Although it's not everyone's way of coping, my religious faith was always a very important part of getting me through hubby's deployments. Perhaps talking to God at night in bed kind of took the place of some of the things I would have liked to say to hubby, but was holding back until he got home.
It wasn't even always pretty and praiseful talk. Sometimes I raged, and more than once - both in his last deployment to Iraq and his current deployment in Afghanistan - the "How DARE You!" rant passed through my prayers. Pollyanna Sunshine is most definitely not my name, and for a good reason. I may try to keep upbeat and positive, but it's just not always in the cards for me.
When hubby was in Iraq, I went home. We felt at the time that it would have been best. But I was surrounded by civilians who weren't always sure how to deal with me, or what to say. On the other hand, they were often intensely curious about many aspects of our military life - and some of the curiosity had a somewhat morbid tilt.
Like when they asked me about how I would find out if something happened to hubby.
Now, at this question they were interested in more than just the mechanics of the notification system.
I always replied, "I think I would just know."
I understand that this is really something I just tell myself to feel better and a bit more in control of events than I would otherwise. After all, the thought that I would somehow magically get some kind of clue if anything went down allows me to go about my day with my emotions more checked. I mean, I don't have that hinky feeling, do I? Things must be fine!
But there was that one night...
A few months into hubby's deployment to Iraq, I woke up in my bed, in the middle of the night, in a cold sweat. I've never had a panic attack before (or since) in my life, but that is the only way I can think of to describe what happened. I was sweating, but I was cold. I was so scared that I literally could not move - all my muscles were locked in position. My heart was racing, and not even beating steadily; and I was breathing so hard that anyone listening would have thought I had just run a marathon.
I felt like I had to throw up.
Gradually the feeling receded, and I was able to lie down and try to get some rest. Needless to say, I had no idea what was going on - I didn't connect it to hubby in any way - and getting back to sleep was not in the cards for me.

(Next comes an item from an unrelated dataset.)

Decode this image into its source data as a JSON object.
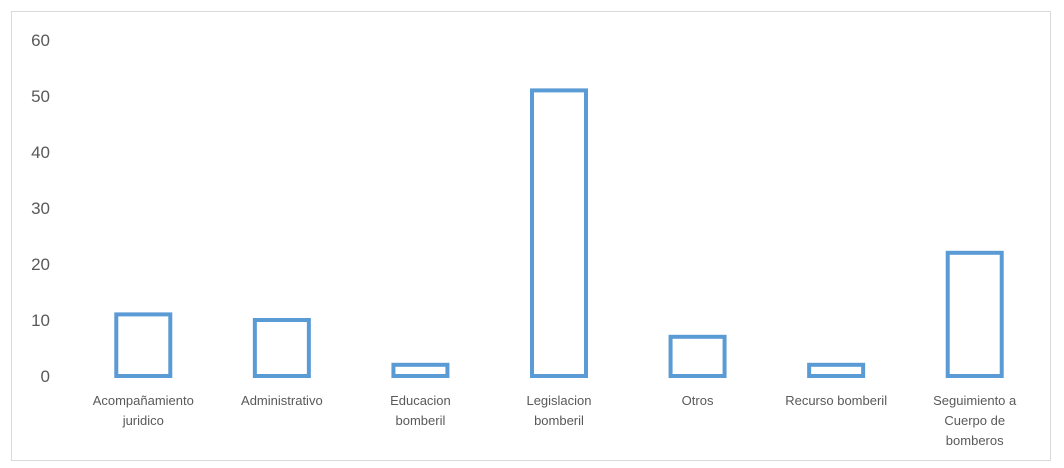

Hubby called me later that morning - the evening his time. Because I do prefer to hear more (although still abbreviated) rather than less of what he is experiencing, he proceeded to tell me about his experiences in his convoy that day.
Some simple addition and comparison brought this to light - that at the time I was shaking in bed with my first (and last) panic attack ever, hubby's vehicle had broken down in downtown Baghdad and was taking fire. Thank God, there were no casualties.
By no means was this the only time hubby was ever in a dangerous situation. That's an obvious given. I didn't get a panic attack when his office, in one of Saddam's palaces, was mortared. I didn't wake up to a panic attack every time his convoy came under fire. I didn't wake up in a panic attack when his vehicle was surrounded by rioters and barely made it onto the base in one piece. Or any other time.
And it's a good thing, too. I'm not sure how many such panic attacks I would have been able to take before ended up the crazy cat woman, sitting in a window at home in a wool sweater with unbrushed hair and about twenty felines roaming my house.
But the oddest things happen sometimes, things I just can't explain. This was definitely one of those times.